## Importing libraries

In [None]:
import pandas as pd
from sklearn.model_selection import train_test_split

## Importing functions

In [None]:
from pre_processing_functions import (
    remove_attributes, convert_to_numeric, handle_categorical_values, handle_categoricals, normalize
)

## Selecting the dataset

In [None]:
datasets = ['cic_ids_2017', 'nsl_kdd', 'unsw_nb15']

dataset = datasets[2]

## Loading the data

In [None]:
df =  pd.read_csv(f"../untreated-datasets/{dataset}.csv")
# train = pd.read_csv(f"../untreated-datasets/{dataset}_train.csv")
# test = pd.read_csv(f"../untreated-datasets/{dataset}_test.csv")

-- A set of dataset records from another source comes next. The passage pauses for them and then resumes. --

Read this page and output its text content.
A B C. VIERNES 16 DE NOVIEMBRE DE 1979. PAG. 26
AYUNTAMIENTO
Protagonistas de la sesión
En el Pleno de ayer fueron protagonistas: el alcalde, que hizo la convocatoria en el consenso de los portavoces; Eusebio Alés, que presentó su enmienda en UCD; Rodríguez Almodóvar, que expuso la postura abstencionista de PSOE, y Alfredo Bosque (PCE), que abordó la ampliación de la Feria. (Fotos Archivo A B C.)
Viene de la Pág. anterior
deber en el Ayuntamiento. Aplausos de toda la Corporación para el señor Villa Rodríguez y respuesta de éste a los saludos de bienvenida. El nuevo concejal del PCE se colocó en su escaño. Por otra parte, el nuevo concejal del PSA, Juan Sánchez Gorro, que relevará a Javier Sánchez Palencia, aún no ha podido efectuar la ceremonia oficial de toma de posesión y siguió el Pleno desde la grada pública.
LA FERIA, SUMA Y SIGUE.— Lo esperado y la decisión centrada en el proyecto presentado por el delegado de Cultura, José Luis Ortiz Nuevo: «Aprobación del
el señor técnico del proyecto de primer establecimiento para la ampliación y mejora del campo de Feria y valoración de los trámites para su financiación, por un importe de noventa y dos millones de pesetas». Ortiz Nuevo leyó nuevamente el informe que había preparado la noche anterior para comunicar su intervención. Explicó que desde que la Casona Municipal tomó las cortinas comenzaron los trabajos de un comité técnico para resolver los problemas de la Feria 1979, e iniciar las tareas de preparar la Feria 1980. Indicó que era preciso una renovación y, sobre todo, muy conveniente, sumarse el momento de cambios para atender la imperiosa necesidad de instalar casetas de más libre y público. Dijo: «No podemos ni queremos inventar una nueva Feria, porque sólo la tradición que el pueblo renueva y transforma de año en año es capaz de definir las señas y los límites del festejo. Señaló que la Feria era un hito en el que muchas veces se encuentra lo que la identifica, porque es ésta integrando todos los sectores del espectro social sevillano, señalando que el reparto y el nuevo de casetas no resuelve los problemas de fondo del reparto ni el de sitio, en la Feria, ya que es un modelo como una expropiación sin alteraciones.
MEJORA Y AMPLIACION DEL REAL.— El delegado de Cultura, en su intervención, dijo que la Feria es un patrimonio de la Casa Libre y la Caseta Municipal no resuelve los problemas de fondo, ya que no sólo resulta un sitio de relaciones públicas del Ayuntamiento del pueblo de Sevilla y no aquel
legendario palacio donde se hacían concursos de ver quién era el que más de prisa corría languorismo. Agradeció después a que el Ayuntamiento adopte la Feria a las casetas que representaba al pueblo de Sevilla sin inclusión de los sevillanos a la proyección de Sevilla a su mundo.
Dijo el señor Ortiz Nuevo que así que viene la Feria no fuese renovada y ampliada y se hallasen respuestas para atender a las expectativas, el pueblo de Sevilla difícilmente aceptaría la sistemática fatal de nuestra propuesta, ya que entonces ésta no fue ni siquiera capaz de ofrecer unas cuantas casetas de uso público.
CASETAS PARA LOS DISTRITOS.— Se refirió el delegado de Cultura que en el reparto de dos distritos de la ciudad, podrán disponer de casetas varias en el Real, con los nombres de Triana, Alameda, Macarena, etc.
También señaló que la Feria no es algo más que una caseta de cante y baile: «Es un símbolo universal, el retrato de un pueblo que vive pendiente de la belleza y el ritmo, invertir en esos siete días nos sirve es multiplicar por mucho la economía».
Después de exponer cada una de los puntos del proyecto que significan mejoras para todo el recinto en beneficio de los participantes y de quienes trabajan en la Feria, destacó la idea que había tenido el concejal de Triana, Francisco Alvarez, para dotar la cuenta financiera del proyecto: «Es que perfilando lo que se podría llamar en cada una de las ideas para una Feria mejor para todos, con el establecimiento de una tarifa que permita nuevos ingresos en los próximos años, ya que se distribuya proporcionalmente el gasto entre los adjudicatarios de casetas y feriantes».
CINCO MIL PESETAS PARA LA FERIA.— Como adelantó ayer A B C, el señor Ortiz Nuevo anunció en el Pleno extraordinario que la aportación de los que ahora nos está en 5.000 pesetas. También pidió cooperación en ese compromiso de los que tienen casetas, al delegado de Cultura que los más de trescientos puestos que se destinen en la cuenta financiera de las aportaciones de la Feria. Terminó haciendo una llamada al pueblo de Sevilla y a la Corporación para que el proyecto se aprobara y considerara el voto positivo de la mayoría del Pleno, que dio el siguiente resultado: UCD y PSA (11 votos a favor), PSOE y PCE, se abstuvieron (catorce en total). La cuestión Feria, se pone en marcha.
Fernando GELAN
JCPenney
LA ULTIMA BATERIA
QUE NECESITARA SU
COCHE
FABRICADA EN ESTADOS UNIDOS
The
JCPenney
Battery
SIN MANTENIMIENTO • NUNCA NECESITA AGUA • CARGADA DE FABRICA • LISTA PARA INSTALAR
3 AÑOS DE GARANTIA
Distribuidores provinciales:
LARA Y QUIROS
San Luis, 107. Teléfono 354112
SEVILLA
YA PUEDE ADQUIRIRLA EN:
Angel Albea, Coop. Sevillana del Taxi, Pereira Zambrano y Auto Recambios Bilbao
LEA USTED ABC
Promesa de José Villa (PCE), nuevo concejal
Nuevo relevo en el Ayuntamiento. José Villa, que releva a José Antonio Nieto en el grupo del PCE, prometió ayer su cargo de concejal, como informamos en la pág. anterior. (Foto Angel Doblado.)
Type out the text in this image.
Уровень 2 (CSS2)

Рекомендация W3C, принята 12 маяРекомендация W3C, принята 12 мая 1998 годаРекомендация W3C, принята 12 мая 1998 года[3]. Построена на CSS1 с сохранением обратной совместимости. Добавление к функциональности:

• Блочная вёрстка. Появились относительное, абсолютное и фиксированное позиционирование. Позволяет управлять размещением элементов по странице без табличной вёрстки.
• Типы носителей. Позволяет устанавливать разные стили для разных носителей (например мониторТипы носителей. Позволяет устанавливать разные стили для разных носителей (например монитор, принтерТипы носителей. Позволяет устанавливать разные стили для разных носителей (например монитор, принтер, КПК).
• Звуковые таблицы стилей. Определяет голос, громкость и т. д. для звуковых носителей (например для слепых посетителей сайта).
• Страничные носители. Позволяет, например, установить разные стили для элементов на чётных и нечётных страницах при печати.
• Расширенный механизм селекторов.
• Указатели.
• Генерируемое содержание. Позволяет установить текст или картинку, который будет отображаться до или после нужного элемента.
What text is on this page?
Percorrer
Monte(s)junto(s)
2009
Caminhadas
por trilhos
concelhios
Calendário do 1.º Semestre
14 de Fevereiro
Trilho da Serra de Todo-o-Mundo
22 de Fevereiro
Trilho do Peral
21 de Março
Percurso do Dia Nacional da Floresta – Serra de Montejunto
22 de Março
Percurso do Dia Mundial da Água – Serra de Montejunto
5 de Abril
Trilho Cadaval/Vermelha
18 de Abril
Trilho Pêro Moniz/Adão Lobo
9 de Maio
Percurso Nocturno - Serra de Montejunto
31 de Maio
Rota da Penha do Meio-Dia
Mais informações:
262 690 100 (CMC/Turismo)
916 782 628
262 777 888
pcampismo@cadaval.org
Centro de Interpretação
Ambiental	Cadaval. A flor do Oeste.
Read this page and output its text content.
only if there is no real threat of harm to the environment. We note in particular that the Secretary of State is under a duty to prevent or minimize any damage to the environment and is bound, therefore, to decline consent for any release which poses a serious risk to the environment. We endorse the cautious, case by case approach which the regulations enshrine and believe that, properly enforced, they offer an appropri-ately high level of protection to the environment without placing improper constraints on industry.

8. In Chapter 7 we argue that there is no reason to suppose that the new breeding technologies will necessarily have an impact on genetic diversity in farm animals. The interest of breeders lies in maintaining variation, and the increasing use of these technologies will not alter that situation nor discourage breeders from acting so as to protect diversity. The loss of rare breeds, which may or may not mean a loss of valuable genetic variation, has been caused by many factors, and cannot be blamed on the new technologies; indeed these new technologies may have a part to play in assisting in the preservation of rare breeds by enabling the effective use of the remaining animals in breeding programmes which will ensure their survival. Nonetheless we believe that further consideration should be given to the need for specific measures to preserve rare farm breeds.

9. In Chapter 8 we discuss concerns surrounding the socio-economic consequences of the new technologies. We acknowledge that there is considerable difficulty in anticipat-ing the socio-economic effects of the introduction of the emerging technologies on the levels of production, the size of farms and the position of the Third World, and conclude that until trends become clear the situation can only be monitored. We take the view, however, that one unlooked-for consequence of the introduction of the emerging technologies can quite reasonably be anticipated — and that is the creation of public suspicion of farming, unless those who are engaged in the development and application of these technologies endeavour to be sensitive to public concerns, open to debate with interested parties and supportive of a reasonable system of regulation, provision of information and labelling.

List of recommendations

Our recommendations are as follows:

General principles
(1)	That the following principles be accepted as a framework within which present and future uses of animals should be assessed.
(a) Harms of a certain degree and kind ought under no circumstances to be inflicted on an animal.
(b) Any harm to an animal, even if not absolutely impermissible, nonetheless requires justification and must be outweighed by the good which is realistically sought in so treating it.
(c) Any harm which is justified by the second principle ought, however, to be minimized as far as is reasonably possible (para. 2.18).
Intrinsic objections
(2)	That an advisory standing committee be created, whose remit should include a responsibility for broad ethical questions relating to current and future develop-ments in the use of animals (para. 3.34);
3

## Splitting into training and testing

In [None]:
df.drop_duplicates(inplace=True)

In [None]:
train, test = train_test_split(df, test_size=0.3, random_state=42)

In [None]:
train = train.reset_index(drop=True)
test = test.reset_index(drop=True)

## Pre-processing

In [None]:
atributos = ['Stime', 'Ltime', 'srcip', 'dstip', 'sport', 'dsport', 'Label']

train = remove_attributes(train, atributos)
test = remove_attributes(test, atributos)

In [None]:
train = convert_to_numeric(train, 'ct_ftp_cmd')
test = convert_to_numeric(test, 'ct_ftp_cmd')

In [None]:
# Label Normal appears as NaN
train['attack_cat'] = train['attack_cat'].fillna('Normal').str.strip()
test['attack_cat'] = test['attack_cat'].fillna('Normal').str.strip()

In [None]:
# List of categorical columns
categorical_columns = ['proto', 'service', 'state']

In [None]:
train = handle_categorical_values(train, categorical_columns)
test = handle_categorical_values(test, categorical_columns)

In [None]:
df = pd.concat([train, test], ignore_index=True)

df = handle_categoricals(df, categorical_columns)

train = df[:len(train)]
test = df[len(train):]

train = train.reset_index(drop=True)
test = test.reset_index(drop=True)

In [None]:
# Columns with missing values ['ct_flw_http_mthd', 'is_ftp_login']
train = train.fillna(0)
test = test.fillna(0)

## Transforming the datasets for binary classification (optional)

In [None]:
# binary_train = train.copy()
# binary_train['attack_cat'] = binary_train['attack_cat'].map(lambda a: 'normal' if a == 'Normal' else 'attack')

# binary_test = test.copy()
# binary_test['attack_cat'] = binary_test['attack_cat'].map(lambda a: 'normal' if a == 'Normal' else 'attack')

## Generating a file for the datasets without normalization

In [None]:
train.to_csv(f"../processed-datasets/{dataset}_train_processed.csv", index=False)
test.to_csv(f"../processed-datasets/{dataset}_test_processed.csv", index=False)

# binary_train.to_csv(f"../processed-datasets/binary_{dataset}_train_processed.csv", index=False)
# binary_test.to_csv(f"../processed-datasets/binary_{dataset}_test_processed.csv", index=False)

## Normalization

In [None]:
train, test = normalize(train, test)

# binary_train, binary_test = normalize(binary_train, binary_test)

## Generating a file for the normalized datasets

In [None]:
train.to_csv(f"../processed-datasets/{dataset}_train_normalized.csv", index=False)
test.to_csv(f"../processed-datasets/{dataset}_test_normalized.csv", index=False)

# binary_train.to_csv(f"../processed-datasets/binary_{dataset}_train_normalized.csv", index=False)
# binary_test.to_csv(f"../processed-datasets/binary_{dataset}_test_normalized.csv", index=False)